Court of Claims Act § 11 (a) provides, in relevant part, that a notice of
intention and the copy of a claim that must be served on the Attorney General
"either personally or by certified mail, return receipt requested.” In
support of the motion to dismiss, defendant has provided a photocopy of the
envelope in which the claim was received by the Office of the Attorney General
on October 16, 2008. The envelope shows that regular mail postage (42¢) was
used. Claimant argues, however, that he does not have the money to pay for
special mail service and, therefore, that the requirement should be waived for
him. He states, “I have no money or any way to send this certified mail
and the DOCS follows a strict rule for this” (Morrison Affidavit). In
fact, the rules and regulations of DOCS require that the facility pay for
specialized mail handling service, such as certified mail, return receipt
requested, when such service is “required by statute, court rule or court
order” if the inmate does not have sufficient funds to do so himself (7
NYCRR § 721.3[a][ii][a]).
Consequently, claimant was able to effect proper service on the Attorney General
even if he had no money in his inmate account.

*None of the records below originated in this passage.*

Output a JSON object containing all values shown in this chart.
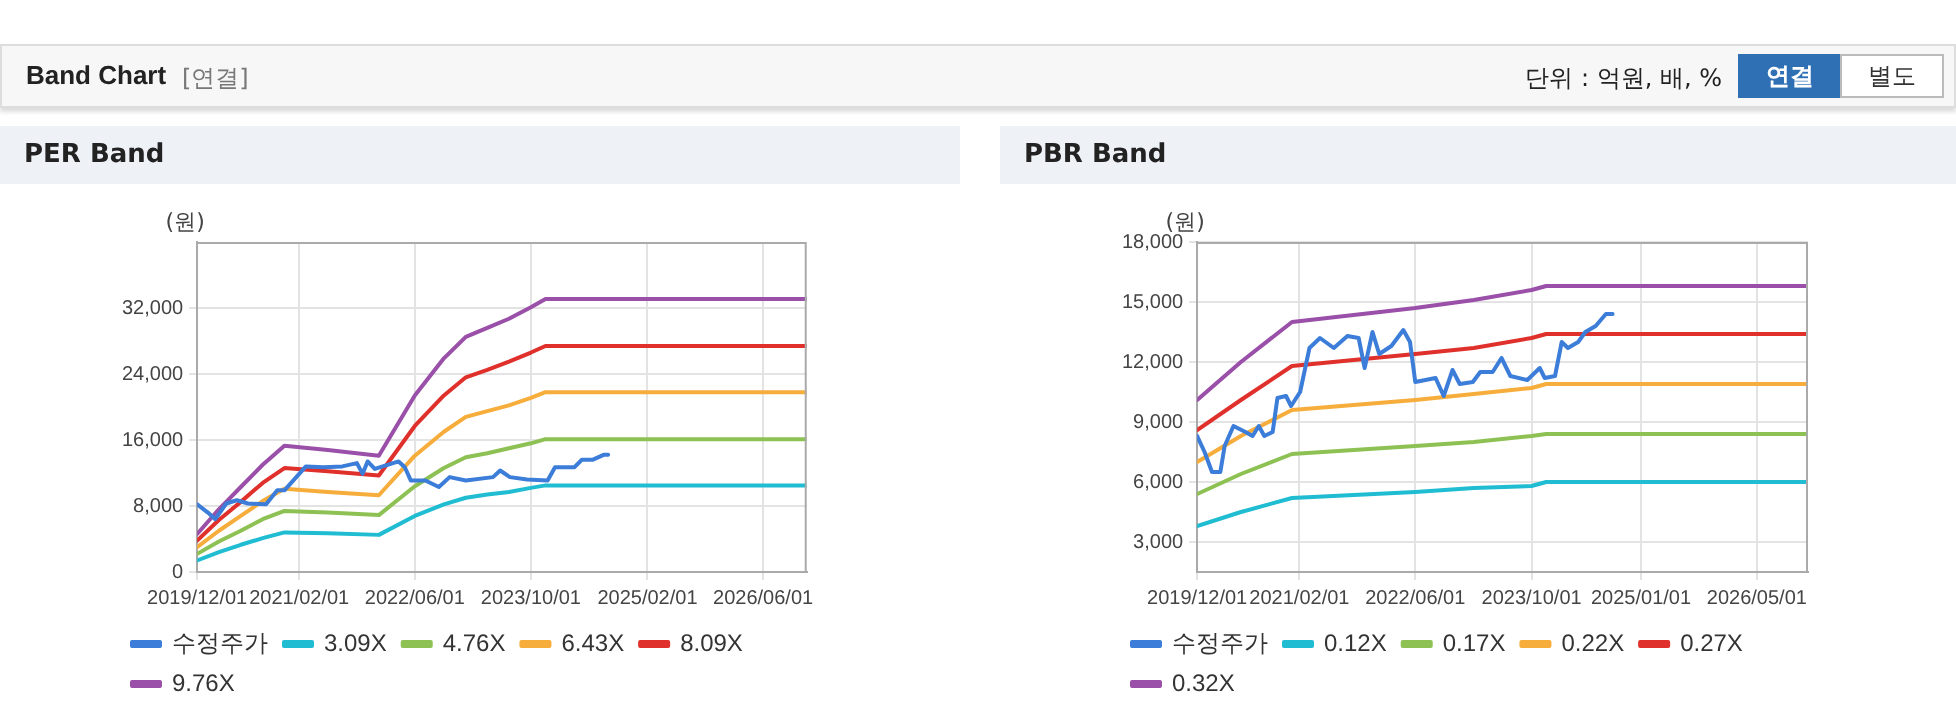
{
  "chart_data": [
    {
      "type": "other",
      "title": "Band Chart",
      "annotations": [
        "[연결]",
        "단위 : 억원, 배, %",
        "연결",
        "별도"
      ]
    },
    {
      "type": "line",
      "title": "PER Band",
      "ylabel": "(원)",
      "grid": true,
      "legend": "bottom",
      "marker": "none",
      "line_style": "solid",
      "xlim": [
        "2019-12-01",
        "2026-12-01"
      ],
      "xticks": [
        {
          "value": "2019-12-01",
          "label": "2019/12/01"
        },
        {
          "value": "2021-02-01",
          "label": "2021/02/01"
        },
        {
          "value": "2022-06-01",
          "label": "2022/06/01"
        },
        {
          "value": "2023-10-01",
          "label": "2023/10/01"
        },
        {
          "value": "2025-02-01",
          "label": "2025/02/01"
        },
        {
          "value": "2026-06-01",
          "label": "2026/06/01"
        }
      ],
      "ylim": [
        0,
        40000
      ],
      "yticks": [
        0,
        {
          "value": 8000,
          "label": "8,000"
        },
        {
          "value": 16000,
          "label": "16,000"
        },
        {
          "value": 24000,
          "label": "24,000"
        },
        {
          "value": 32000,
          "label": "32,000"
        }
      ],
      "series": [
        {
          "name": "수정주가",
          "color": "#3b7dd8",
          "x": [
            "2019-12-01",
            "2020-01-15",
            "2020-02-15",
            "2020-04-01",
            "2020-05-15",
            "2020-07-01",
            "2020-09-15",
            "2020-11-01",
            "2020-12-01",
            "2021-02-01",
            "2021-03-01",
            "2021-05-15",
            "2021-08-01",
            "2021-10-01",
            "2021-10-25",
            "2021-11-15",
            "2021-12-15",
            "2022-03-25",
            "2022-04-20",
            "2022-05-15",
            "2022-07-15",
            "2022-09-10",
            "2022-10-25",
            "2023-01-01",
            "2023-04-25",
            "2023-05-25",
            "2023-07-05",
            "2023-09-15",
            "2023-12-10",
            "2024-01-10",
            "2024-04-01",
            "2024-05-01",
            "2024-06-15",
            "2024-08-01",
            "2024-08-20"
          ],
          "values": [
            8200,
            7200,
            6400,
            8300,
            8700,
            8300,
            8200,
            9900,
            9900,
            11900,
            12800,
            12700,
            12800,
            13200,
            11900,
            13400,
            12500,
            13400,
            12700,
            11100,
            11100,
            10300,
            11500,
            11100,
            11500,
            12300,
            11500,
            11200,
            11100,
            12700,
            12700,
            13600,
            13600,
            14200,
            14200
          ]
        },
        {
          "name": "3.09X",
          "color": "#1fbcd2",
          "x": [
            "2019-12-01",
            "2020-03-01",
            "2020-06-01",
            "2020-09-01",
            "2020-12-01",
            "2021-06-01",
            "2022-01-01",
            "2022-06-01",
            "2022-10-01",
            "2023-01-01",
            "2023-04-01",
            "2023-07-01",
            "2023-10-01",
            "2023-12-01",
            "2026-12-01"
          ],
          "values": [
            1400,
            2400,
            3300,
            4100,
            4800,
            4700,
            4500,
            6800,
            8200,
            9000,
            9400,
            9700,
            10200,
            10500,
            10500
          ]
        },
        {
          "name": "4.76X",
          "color": "#8dc153",
          "x": [
            "2019-12-01",
            "2020-03-01",
            "2020-06-01",
            "2020-09-01",
            "2020-12-01",
            "2021-06-01",
            "2022-01-01",
            "2022-06-01",
            "2022-10-01",
            "2023-01-01",
            "2023-04-01",
            "2023-07-01",
            "2023-10-01",
            "2023-12-01",
            "2026-12-01"
          ],
          "values": [
            2200,
            3700,
            5000,
            6400,
            7400,
            7200,
            6900,
            10400,
            12600,
            13900,
            14400,
            15000,
            15600,
            16100,
            16100
          ]
        },
        {
          "name": "6.43X",
          "color": "#f7ad3b",
          "x": [
            "2019-12-01",
            "2020-03-01",
            "2020-06-01",
            "2020-09-01",
            "2020-12-01",
            "2021-06-01",
            "2022-01-01",
            "2022-06-01",
            "2022-10-01",
            "2023-01-01",
            "2023-04-01",
            "2023-07-01",
            "2023-10-01",
            "2023-12-01",
            "2026-12-01"
          ],
          "values": [
            3000,
            5000,
            6800,
            8600,
            10100,
            9700,
            9300,
            14100,
            17000,
            18800,
            19500,
            20200,
            21100,
            21800,
            21800
          ]
        },
        {
          "name": "8.09X",
          "color": "#e0302b",
          "x": [
            "2019-12-01",
            "2020-03-01",
            "2020-06-01",
            "2020-09-01",
            "2020-12-01",
            "2021-06-01",
            "2022-01-01",
            "2022-06-01",
            "2022-10-01",
            "2023-01-01",
            "2023-04-01",
            "2023-07-01",
            "2023-10-01",
            "2023-12-01",
            "2026-12-01"
          ],
          "values": [
            3800,
            6300,
            8500,
            10800,
            12600,
            12200,
            11700,
            17700,
            21400,
            23600,
            24500,
            25500,
            26600,
            27400,
            27400
          ]
        },
        {
          "name": "9.76X",
          "color": "#9a4fa8",
          "x": [
            "2019-12-01",
            "2020-03-01",
            "2020-06-01",
            "2020-09-01",
            "2020-12-01",
            "2021-06-01",
            "2022-01-01",
            "2022-06-01",
            "2022-10-01",
            "2023-01-01",
            "2023-04-01",
            "2023-07-01",
            "2023-10-01",
            "2023-12-01",
            "2026-12-01"
          ],
          "values": [
            4600,
            7600,
            10300,
            13000,
            15300,
            14800,
            14100,
            21400,
            25900,
            28500,
            29600,
            30700,
            32100,
            33100,
            33100
          ]
        }
      ]
    },
    {
      "type": "line",
      "title": "PBR Band",
      "ylabel": "(원)",
      "grid": true,
      "legend": "bottom",
      "marker": "none",
      "line_style": "solid",
      "xlim": [
        "2019-12-01",
        "2026-12-01"
      ],
      "xticks": [
        {
          "value": "2019-12-01",
          "label": "2019/12/01"
        },
        {
          "value": "2021-02-01",
          "label": "2021/02/01"
        },
        {
          "value": "2022-06-01",
          "label": "2022/06/01"
        },
        {
          "value": "2023-10-01",
          "label": "2023/10/01"
        },
        {
          "value": "2025-01-01",
          "label": "2025/01/01"
        },
        {
          "value": "2026-05-01",
          "label": "2026/05/01"
        }
      ],
      "ylim": [
        1500,
        18000
      ],
      "yticks": [
        {
          "value": 3000,
          "label": "3,000"
        },
        {
          "value": 6000,
          "label": "6,000"
        },
        {
          "value": 9000,
          "label": "9,000"
        },
        {
          "value": 12000,
          "label": "12,000"
        },
        {
          "value": 15000,
          "label": "15,000"
        },
        {
          "value": 18000,
          "label": "18,000"
        }
      ],
      "series": [
        {
          "name": "수정주가",
          "color": "#3b7dd8",
          "x": [
            "2019-12-01",
            "2020-01-01",
            "2020-02-01",
            "2020-03-07",
            "2020-03-25",
            "2020-05-01",
            "2020-06-20",
            "2020-07-20",
            "2020-08-15",
            "2020-09-07",
            "2020-10-12",
            "2020-11-01",
            "2020-12-07",
            "2020-12-28",
            "2021-02-04",
            "2021-03-15",
            "2021-04-28",
            "2021-06-25",
            "2021-08-21",
            "2021-10-07",
            "2021-11-01",
            "2021-12-04",
            "2022-01-01",
            "2022-02-21",
            "2022-04-12",
            "2022-05-10",
            "2022-06-01",
            "2022-08-25",
            "2022-09-28",
            "2022-11-04",
            "2022-12-04",
            "2023-01-28",
            "2023-02-28",
            "2023-04-21",
            "2023-05-28",
            "2023-07-04",
            "2023-09-13",
            "2023-11-04",
            "2023-11-25",
            "2024-01-07",
            "2024-02-04",
            "2024-03-01",
            "2024-04-13",
            "2024-05-13",
            "2024-06-25",
            "2024-08-07",
            "2024-09-04"
          ],
          "values": [
            8300,
            7500,
            6500,
            6500,
            7800,
            8800,
            8500,
            8300,
            8800,
            8300,
            8500,
            10200,
            10300,
            9800,
            10500,
            12700,
            13200,
            12700,
            13300,
            13200,
            11700,
            13500,
            12400,
            12800,
            13600,
            13000,
            11000,
            11200,
            10300,
            11600,
            10900,
            11000,
            11500,
            11500,
            12200,
            11300,
            11100,
            11700,
            11200,
            11300,
            13000,
            12700,
            13000,
            13500,
            13800,
            14400,
            14400
          ]
        },
        {
          "name": "0.12X",
          "color": "#1fbcd2",
          "x": [
            "2019-12-01",
            "2020-06-01",
            "2021-01-01",
            "2022-06-01",
            "2023-02-01",
            "2023-10-01",
            "2023-12-01",
            "2026-12-01"
          ],
          "values": [
            3800,
            4500,
            5200,
            5500,
            5700,
            5800,
            6000,
            6000
          ]
        },
        {
          "name": "0.17X",
          "color": "#8dc153",
          "x": [
            "2019-12-01",
            "2020-06-01",
            "2021-01-01",
            "2022-06-01",
            "2023-02-01",
            "2023-10-01",
            "2023-12-01",
            "2026-12-01"
          ],
          "values": [
            5400,
            6400,
            7400,
            7800,
            8000,
            8300,
            8400,
            8400
          ]
        },
        {
          "name": "0.22X",
          "color": "#f7ad3b",
          "x": [
            "2019-12-01",
            "2020-06-01",
            "2021-01-01",
            "2022-06-01",
            "2023-02-01",
            "2023-10-01",
            "2023-12-01",
            "2026-12-01"
          ],
          "values": [
            7000,
            8300,
            9600,
            10100,
            10400,
            10700,
            10900,
            10900
          ]
        },
        {
          "name": "0.27X",
          "color": "#e0302b",
          "x": [
            "2019-12-01",
            "2020-06-01",
            "2021-01-01",
            "2022-06-01",
            "2023-02-01",
            "2023-10-01",
            "2023-12-01",
            "2026-12-01"
          ],
          "values": [
            8600,
            10100,
            11800,
            12400,
            12700,
            13200,
            13400,
            13400
          ]
        },
        {
          "name": "0.32X",
          "color": "#9a4fa8",
          "x": [
            "2019-12-01",
            "2020-06-01",
            "2021-01-01",
            "2022-06-01",
            "2023-02-01",
            "2023-10-01",
            "2023-12-01",
            "2026-12-01"
          ],
          "values": [
            10100,
            12000,
            14000,
            14700,
            15100,
            15600,
            15800,
            15800
          ]
        }
      ]
    }
  ]
}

The requirements set forth in Court of Claims Act § 11 are jurisdictional
in nature and, as such, must be strictly construed (see
Finnerty v New York State Thruway Auth., 75 NY2d 721, 722 ;
Commack Self-Serv. Kosher Meats v State of New York, 270 AD2d 687 [3d
Dept 2000]). A claimant’s failure to serve the Attorney General personally
or by certified mail, return receipt requested, is a fatal jurisdictional defect
and deprives this Court of the power to hear the claim (Dreger v New York
State Thruway Auth., 81 NY2d 721, 724 ; Bogel v State of New
York, 175 AD2d 493 [3d Dept 1991]).
Defendant’s motion is granted, and Claim No. 115936 is dismissed.
1. Notice of Motion and Supporting Affirmation of Roberto Barbosa, AAG;
2. Response of Opposition of Patrick Morrison, pro se.